Similarly, I have a hard time thinking about harm reduction in relation to drugs, because drugs have historically been used to destroy colonial resistance. Alcohol was introduced into the Americas to destroy indigenous communities. Heroin was pushed into black neighbourhoods by the CIA to destroy liberation movements. There's so much power in destigmatising drug use, in telling people that their drug use is a survival mechanism, but survival mechanisms are a pragmatics of lowerclass living, not a liberatory state or goal. My drug abuse was a form of resilience, but it was also harmful to myself and those around me. I shouldn't have felt shame, but there's a component of harm worth interrogating here. How does harm intersect with accountability? To myself and those around me? If I truly am too deep in my trauma, who will help me, rather than enable me? Who will tell me that I'm going to destroy my life, and my relationship to those I love?

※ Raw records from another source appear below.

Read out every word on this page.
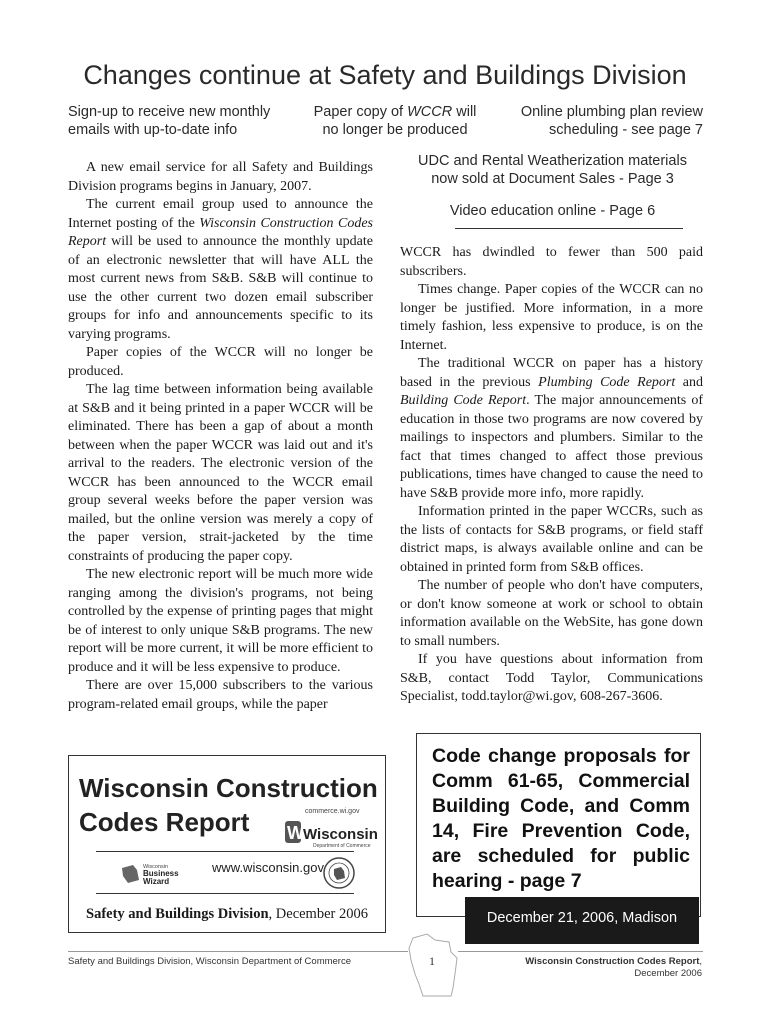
Changes continue at Safety and Buildings Division
Sign-up to receive new monthly
emails with up-to-date info
Paper copy of WCCR will
no longer be produced
Online plumbing plan review
scheduling - see page 7
UDC and Rental Weatherization materials
now sold at Document Sales - Page 3
Video education online - Page 6

A new email service for all Safety and Buildings Division programs begins in January, 2007.

The current email group used to announce the Internet posting of the Wisconsin Construction Codes Report will be used to announce the monthly update of an electronic newsletter that will have ALL the most current news from S&B. S&B will continue to use the other current two dozen email subscriber groups for info and announcements specific to its varying programs.

Paper copies of the WCCR will no longer be produced.

The lag time between information being available at S&B and it being printed in a paper WCCR will be eliminated. There has been a gap of about a month between when the paper WCCR was laid out and it's arrival to the readers. The electronic version of the WCCR has been announced to the WCCR email group several weeks before the paper version was mailed, but the online version was merely a copy of the paper version, strait-jacketed by the time constraints of producing the paper copy.

The new electronic report will be much more wide ranging among the division's programs, not being controlled by the expense of printing pages that might be of interest to only unique S&B programs. The new report will be more current, it will be more efficient to produce and it will be less expensive to produce.

There are over 15,000 subscribers to the various program-related email groups, while the paper

WCCR has dwindled to fewer than 500 paid subscribers.

Times change. Paper copies of the WCCR can no longer be justified. More information, in a more timely fashion, less expensive to produce, is on the Internet.

The traditional WCCR on paper has a history based in the previous Plumbing Code Report and Building Code Report. The major announcements of education in those two programs are now covered by mailings to inspectors and plumbers. Similar to the fact that times changed to affect those previous publications, times have changed to cause the need to have S&B provide more info, more rapidly.

Information printed in the paper WCCRs, such as the lists of contacts for S&B programs, or field staff district maps, is always available online and can be obtained in printed form from S&B offices.

The number of people who don't have computers, or don't know someone at work or school to obtain information available on the WebSite, has gone down to small numbers.

If you have questions about information from S&B, contact Todd Taylor, Communications Specialist, todd.taylor@wi.gov, 608-267-3606.

Wisconsin Construction
Codes Report	commerce.wi.gov
W Wisconsin
Department of Commerce
Wisconsin
Business
Wizard
www.wisconsin.gov
Safety and Buildings Division, December 2006
Code change proposals for Comm 61-65, Commercial Building Code, and Comm 14, Fire Prevention Code, are scheduled for public hearing - page 7
December 21, 2006, Madison
Safety and Buildings Division, Wisconsin Department of Commerce	1	Wisconsin Construction Codes Report,
December 2006
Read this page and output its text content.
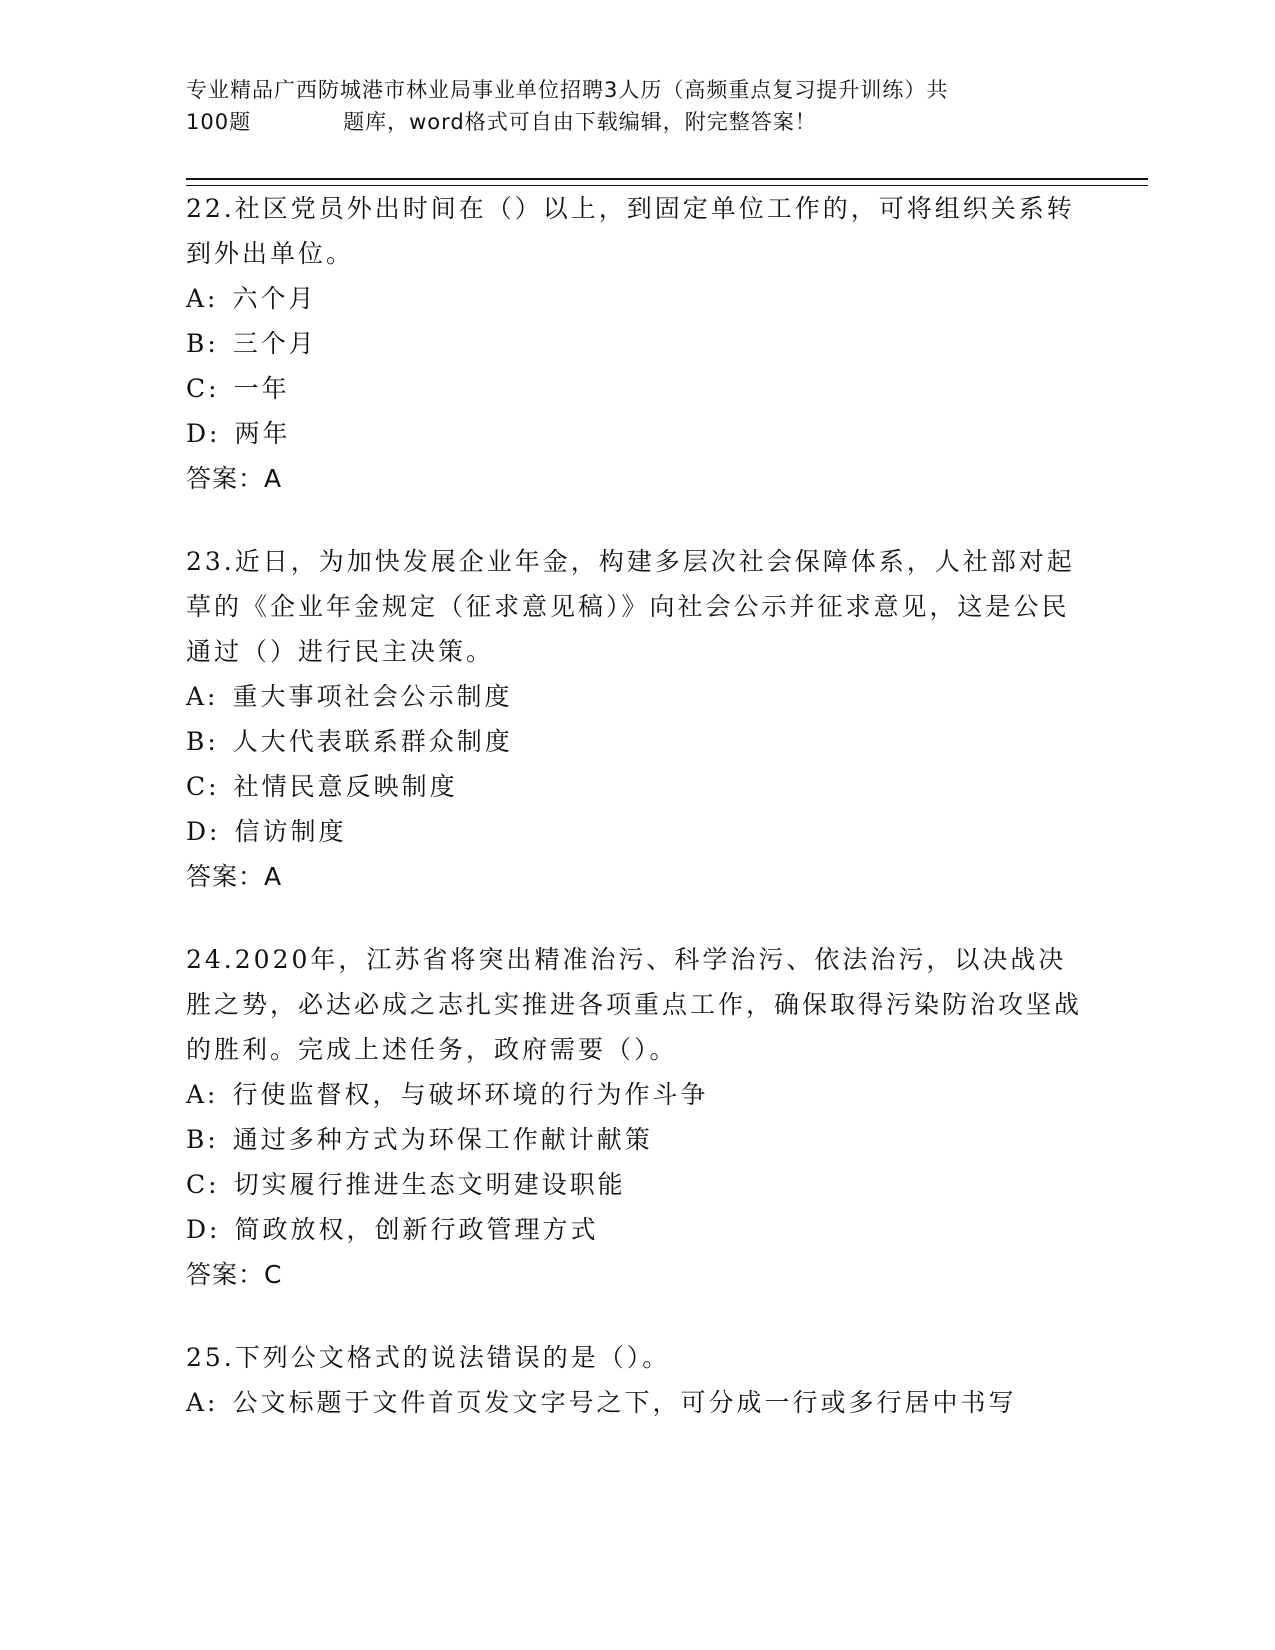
专业精品广西防城港市林业局事业单位招聘3人历（高频重点复习提升训练）共
100题	题库，word格式可自由下载编辑，附完整答案！

22.社区党员外出时间在（）以上，到固定单位工作的，可将组织关系转到外出单位。

A: 六个月

B: 三个月

C: 一年

D: 两年

答案：A

23.近日，为加快发展企业年金，构建多层次社会保障体系，人社部对起草的《企业年金规定（征求意见稿）》向社会公示并征求意见，这是公民通过（）进行民主决策。

A: 重大事项社会公示制度

B: 人大代表联系群众制度

C: 社情民意反映制度

D: 信访制度

答案：A

24.2020年，江苏省将突出精准治污、科学治污、依法治污，以决战决胜之势，必达必成之志扎实推进各项重点工作，确保取得污染防治攻坚战的胜利。完成上述任务，政府需要（）。

A: 行使监督权，与破坏环境的行为作斗争

B: 通过多种方式为环保工作献计献策

C: 切实履行推进生态文明建设职能

D: 简政放权，创新行政管理方式

答案：C

25.下列公文格式的说法错误的是（）。

A: 公文标题于文件首页发文字号之下，可分成一行或多行居中书写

I hate suicide prevention. It's authoritarian, abusive, condescending, and ableist. It presumes sanity and positivity as normal states of being in an oppressive, unjust, and violent world. It functions to return non-normative subjects to a level of productivity conducive to profit-making. It's not about wellbeing, but control. At the same time, if someone had listened to me completely in my worst despair and given me an exit bag to kill myself with, I would have never discovered that my pain was driven by complex trauma, rather than some sadboi notion of the human condition. That there were ways out, even if I could and would not see them, due to my cynicism and self-hatred.
Again, this is a stunning collection. It touches on sex work, queer punks, detox centres, indigenous healthcare, and destigmatises drug use, self-harm, and eating disorders. It's made me question my assumptions about how to "help" others, internalised from christianity, buddhism, daoism, and counselling; but there's a lot I have to process about the relations between autonomy and accountability, and liberation and intervention. It feels irreconcilable to me to be nonjudgemental and critical at the same time. There are forces out to destroy us, and they enter us and make us destroy ourselves. At what point does self-preservation turn to flourishing? Perhaps, by providing basic necessities like housing, food, healthcare, and safe spaces to chat, learn, and love, we shed our old skins and discover new bodies. The power of communal care to heal traumas that isolate us to despair and dreams of death. A new body in the shell of the old. But I'm not sure it's enough, because our desires are never fully our own. We're at the mercy of ideologies that hijack our physiologies, psyches, and cultural practices. Without self-interrogation, we can easily remain mired in harm, no matter how much we try to reduce it.